UpdateRuntime ' Patches GfaWin23.Ocx
Type m_Matrix
m0 As Double
m1 As Double
m2 As Double
m3 As Double
m4 As Double
m5 As Double
m6 As Double
m7 As Double
m8 As Double
m9 As Double
m10 As Double
m11 As Double
m12 As Double
m13 As Double
m14 As Double
m15 As Double
EndType
$StepOff // let this be real! :)
Dim m1 As m_Matrix
Dim m2 As m_Matrix
Dim m3 As m_Matrix
Dim i%
OpenW 1
FontSize = 14
Dim t# = Timer
For i% = 0 To 1000000
I_MatrixMultiply(m1, m2, m3)
Next i%
Debug "by calculation : " & Timer - t#
// -----------------
Global Double a(0 .. 3, 0 .. 3)
Global Double b(0 .. 3, 0 .. 3)
Global Double c(0 .. 3, 0 .. 3)
Mat Set a() = 2
Mat Set b() = 2
t# = Timer : Dim i%
For i% = 0 To 1000000
Mat Mul c() = a()*b()
Next
Debug "by Mat : " & Timer - t#
Erase a(), b(), c()
Stop
Proc I_MatrixMultiply(ByRef m1 As m_Matrix, ByRef m2 As m_Matrix, ByRef result As m_Matrix) Naked
// ... Looks a lot but is terrible fast with because the adresses are stored in the adr-registers.

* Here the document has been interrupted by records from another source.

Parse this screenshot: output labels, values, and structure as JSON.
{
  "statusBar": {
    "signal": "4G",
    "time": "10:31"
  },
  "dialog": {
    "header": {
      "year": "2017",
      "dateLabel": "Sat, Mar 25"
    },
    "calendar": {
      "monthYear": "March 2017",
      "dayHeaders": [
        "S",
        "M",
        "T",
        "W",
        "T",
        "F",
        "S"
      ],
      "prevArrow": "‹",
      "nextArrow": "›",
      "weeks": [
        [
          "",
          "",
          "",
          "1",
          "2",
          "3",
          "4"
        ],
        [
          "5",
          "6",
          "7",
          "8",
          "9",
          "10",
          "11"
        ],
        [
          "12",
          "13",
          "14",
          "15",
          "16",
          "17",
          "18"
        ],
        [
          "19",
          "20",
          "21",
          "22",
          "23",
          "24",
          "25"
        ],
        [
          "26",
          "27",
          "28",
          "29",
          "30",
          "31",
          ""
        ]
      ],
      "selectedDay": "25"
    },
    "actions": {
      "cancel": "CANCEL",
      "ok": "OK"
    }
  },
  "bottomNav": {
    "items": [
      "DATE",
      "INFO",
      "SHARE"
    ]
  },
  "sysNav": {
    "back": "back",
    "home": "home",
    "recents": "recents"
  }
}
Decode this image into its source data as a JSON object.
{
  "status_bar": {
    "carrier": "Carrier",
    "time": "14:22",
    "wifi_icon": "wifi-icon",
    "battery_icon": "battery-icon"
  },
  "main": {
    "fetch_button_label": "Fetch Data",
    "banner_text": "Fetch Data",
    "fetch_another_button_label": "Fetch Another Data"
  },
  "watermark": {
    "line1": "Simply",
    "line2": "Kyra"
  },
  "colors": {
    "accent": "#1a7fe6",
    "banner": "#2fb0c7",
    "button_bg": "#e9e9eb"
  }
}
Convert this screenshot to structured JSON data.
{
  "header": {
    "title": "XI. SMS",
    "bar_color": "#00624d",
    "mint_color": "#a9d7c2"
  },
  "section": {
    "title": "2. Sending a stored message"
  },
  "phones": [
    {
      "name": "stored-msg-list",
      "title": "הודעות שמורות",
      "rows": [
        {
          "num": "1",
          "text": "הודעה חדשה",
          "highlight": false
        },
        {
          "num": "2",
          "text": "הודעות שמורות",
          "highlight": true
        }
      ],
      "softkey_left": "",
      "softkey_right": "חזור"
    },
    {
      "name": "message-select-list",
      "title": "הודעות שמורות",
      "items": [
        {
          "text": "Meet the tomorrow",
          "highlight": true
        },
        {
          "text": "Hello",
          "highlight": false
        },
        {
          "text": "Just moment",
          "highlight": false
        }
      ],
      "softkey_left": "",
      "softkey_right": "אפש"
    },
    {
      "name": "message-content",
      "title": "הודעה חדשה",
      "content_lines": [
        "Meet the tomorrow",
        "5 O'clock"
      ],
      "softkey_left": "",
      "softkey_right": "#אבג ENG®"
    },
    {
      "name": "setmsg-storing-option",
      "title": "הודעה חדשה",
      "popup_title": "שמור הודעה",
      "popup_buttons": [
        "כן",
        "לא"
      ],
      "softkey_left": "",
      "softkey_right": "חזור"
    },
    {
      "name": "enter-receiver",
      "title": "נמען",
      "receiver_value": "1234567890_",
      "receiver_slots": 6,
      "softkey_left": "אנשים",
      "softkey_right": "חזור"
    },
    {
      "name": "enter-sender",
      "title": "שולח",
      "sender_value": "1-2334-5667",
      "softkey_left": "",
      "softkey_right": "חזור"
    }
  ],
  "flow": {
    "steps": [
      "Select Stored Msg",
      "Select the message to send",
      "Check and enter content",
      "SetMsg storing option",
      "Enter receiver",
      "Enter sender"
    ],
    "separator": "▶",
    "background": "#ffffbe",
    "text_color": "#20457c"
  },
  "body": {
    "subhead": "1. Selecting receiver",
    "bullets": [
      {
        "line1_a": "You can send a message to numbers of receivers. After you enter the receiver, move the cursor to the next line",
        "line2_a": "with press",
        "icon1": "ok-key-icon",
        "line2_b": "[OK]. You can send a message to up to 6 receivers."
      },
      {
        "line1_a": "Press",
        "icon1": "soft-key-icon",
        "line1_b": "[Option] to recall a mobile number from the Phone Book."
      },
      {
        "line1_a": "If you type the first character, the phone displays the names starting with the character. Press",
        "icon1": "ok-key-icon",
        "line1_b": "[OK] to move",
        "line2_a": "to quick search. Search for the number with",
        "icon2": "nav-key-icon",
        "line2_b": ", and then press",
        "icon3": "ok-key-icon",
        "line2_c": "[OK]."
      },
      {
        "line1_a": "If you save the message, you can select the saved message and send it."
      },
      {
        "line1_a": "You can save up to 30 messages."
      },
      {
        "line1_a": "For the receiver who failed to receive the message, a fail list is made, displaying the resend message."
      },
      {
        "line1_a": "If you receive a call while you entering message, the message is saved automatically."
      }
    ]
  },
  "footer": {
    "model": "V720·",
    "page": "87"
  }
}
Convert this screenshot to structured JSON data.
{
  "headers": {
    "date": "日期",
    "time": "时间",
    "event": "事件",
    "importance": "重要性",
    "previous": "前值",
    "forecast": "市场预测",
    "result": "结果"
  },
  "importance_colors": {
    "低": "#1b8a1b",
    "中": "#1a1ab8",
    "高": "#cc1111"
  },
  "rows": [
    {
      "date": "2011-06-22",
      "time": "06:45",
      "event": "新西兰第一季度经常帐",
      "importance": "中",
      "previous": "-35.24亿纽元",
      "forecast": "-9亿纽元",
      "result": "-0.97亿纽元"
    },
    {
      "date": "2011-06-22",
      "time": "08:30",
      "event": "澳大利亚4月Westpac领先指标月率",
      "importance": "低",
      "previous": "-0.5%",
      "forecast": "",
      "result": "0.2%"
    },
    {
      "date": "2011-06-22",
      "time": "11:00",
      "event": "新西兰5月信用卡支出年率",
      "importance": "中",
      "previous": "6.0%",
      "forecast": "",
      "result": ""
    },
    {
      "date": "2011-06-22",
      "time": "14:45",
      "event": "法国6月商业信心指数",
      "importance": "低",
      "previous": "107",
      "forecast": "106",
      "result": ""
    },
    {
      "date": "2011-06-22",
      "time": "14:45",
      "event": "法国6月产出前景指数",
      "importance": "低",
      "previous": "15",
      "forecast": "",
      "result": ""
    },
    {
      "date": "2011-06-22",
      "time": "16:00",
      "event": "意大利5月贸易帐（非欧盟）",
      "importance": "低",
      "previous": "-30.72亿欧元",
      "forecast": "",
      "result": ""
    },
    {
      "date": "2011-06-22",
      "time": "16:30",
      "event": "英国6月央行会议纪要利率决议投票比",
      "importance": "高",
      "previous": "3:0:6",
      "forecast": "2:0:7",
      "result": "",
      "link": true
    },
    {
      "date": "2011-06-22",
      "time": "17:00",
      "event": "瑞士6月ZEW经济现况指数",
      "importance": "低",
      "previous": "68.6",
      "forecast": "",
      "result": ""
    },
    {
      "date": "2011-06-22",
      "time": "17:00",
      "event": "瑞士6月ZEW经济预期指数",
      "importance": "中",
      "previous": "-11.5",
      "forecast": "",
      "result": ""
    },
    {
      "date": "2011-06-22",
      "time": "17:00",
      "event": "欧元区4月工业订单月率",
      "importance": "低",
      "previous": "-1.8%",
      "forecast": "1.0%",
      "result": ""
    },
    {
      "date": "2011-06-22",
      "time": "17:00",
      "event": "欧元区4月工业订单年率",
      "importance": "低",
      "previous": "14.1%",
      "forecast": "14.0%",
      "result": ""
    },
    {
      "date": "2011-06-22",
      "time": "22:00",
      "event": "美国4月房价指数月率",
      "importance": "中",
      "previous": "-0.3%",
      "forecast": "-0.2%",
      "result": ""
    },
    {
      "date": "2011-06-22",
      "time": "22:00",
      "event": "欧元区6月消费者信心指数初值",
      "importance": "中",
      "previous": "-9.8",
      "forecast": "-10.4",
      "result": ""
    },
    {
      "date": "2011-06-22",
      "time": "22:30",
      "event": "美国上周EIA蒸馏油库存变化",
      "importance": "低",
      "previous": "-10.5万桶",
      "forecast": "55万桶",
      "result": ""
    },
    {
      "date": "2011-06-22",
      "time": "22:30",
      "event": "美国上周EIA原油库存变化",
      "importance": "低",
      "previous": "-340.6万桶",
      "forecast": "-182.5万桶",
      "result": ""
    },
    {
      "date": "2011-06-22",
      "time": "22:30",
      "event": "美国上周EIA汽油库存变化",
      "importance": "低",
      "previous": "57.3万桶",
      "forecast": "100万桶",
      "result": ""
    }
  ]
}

// ... Multiplikation jeder Zeile von m1 mit jeder Spalte von m2
result.m0 = m1.m0 * m2.m0 + m1.m1 * m2.m4 + m1.m2 * m2.m8 + m1.m3 * m2.m12
result.m1 = m1.m0 * m2.m1 + m1.m1 * m2.m5 + m1.m2 * m2.m9 + m1.m3 * m2.m13
result.m2 = m1.m0 * m2.m2 + m1.m1 * m2.m6 + m1.m2 * m2.m10 + m1.m3 * m2.m14
result.m3 = m1.m0 * m2.m3 + m1.m1 * m2.m7 + m1.m2 * m2.m11 + m1.m3 * m2.m15
result.m4 = m1.m4 * m2.m0 + m1.m5 * m2.m4 + m1.m6 * m2.m8 + m1.m7 * m2.m12
result.m5 = m1.m4 * m2.m1 + m1.m5 * m2.m5 + m1.m6 * m2.m9 + m1.m7 * m2.m13
result.m6 = m1.m4 * m2.m2 + m1.m5 * m2.m6 + m1.m6 * m2.m10 + m1.m7 * m2.m14
result.m7 = m1.m4 * m2.m3 + m1.m5 * m2.m7 + m1.m6 * m2.m11 + m1.m7 * m2.m15
result.m8 = m1.m8 * m2.m0 + m1.m9 * m2.m4 + m1.m10 * m2.m8 + m1.m11 * m2.m12
result.m9 = m1.m8 * m2.m1 + m1.m9 * m2.m5 + m1.m10 * m2.m9 + m1.m11 * m2.m13
result.m10 = m1.m8 * m2.m2 + m1.m9 * m2.m6 + m1.m10 * m2.m10 + m1.m11 * m2.m14
result.m11 = m1.m8 * m2.m3 + m1.m9 * m2.m7 + m1.m10 * m2.m11 + m1.m11 * m2.m15
result.m12 = m1.m12 * m2.m0 + m1.m13 * m2.m4 + m1.m14 * m2.m8 + m1.m15 * m2.m12
result.m13 = m1.m12 * m2.m1 + m1.m13 * m2.m5 + m1.m14 * m2.m9 + m1.m15 * m2.m13
result.m14 = m1.m12 * m2.m2 + m1.m13 * m2.m6 + m1.m14 * m2.m10 + m1.m15 * m2.m14
result.m15 = m1.m12 * m2.m3 + m1.m13 * m2.m7 + m1.m14 * m2.m11 + m1.m15 * m2.m15
°// ... Durchführen der Matrixmultiplikation
°For i% = 0 To 3
°For j% = 0 To 3
°result(i * 4 + j) = m_rot(i * 4) * m_trans(j) + m_rot(i * 4 + 1) * m_trans(j + 4) + m_rot(i * 4 + 2) * m_trans(j + 8) + m_rot(i * 4 + 3) * m_trans(j + 12)
°Next
°Next
EndProc
by calculation : 0.0532157999995633
by Mat : 0.102792799999555
Not sure what happen on Intel.
Further it's possible to speed up the I_MatrixMultiply() by about 4 times with simple threading.
Calculate each of the 4 blocks in a different thread at once!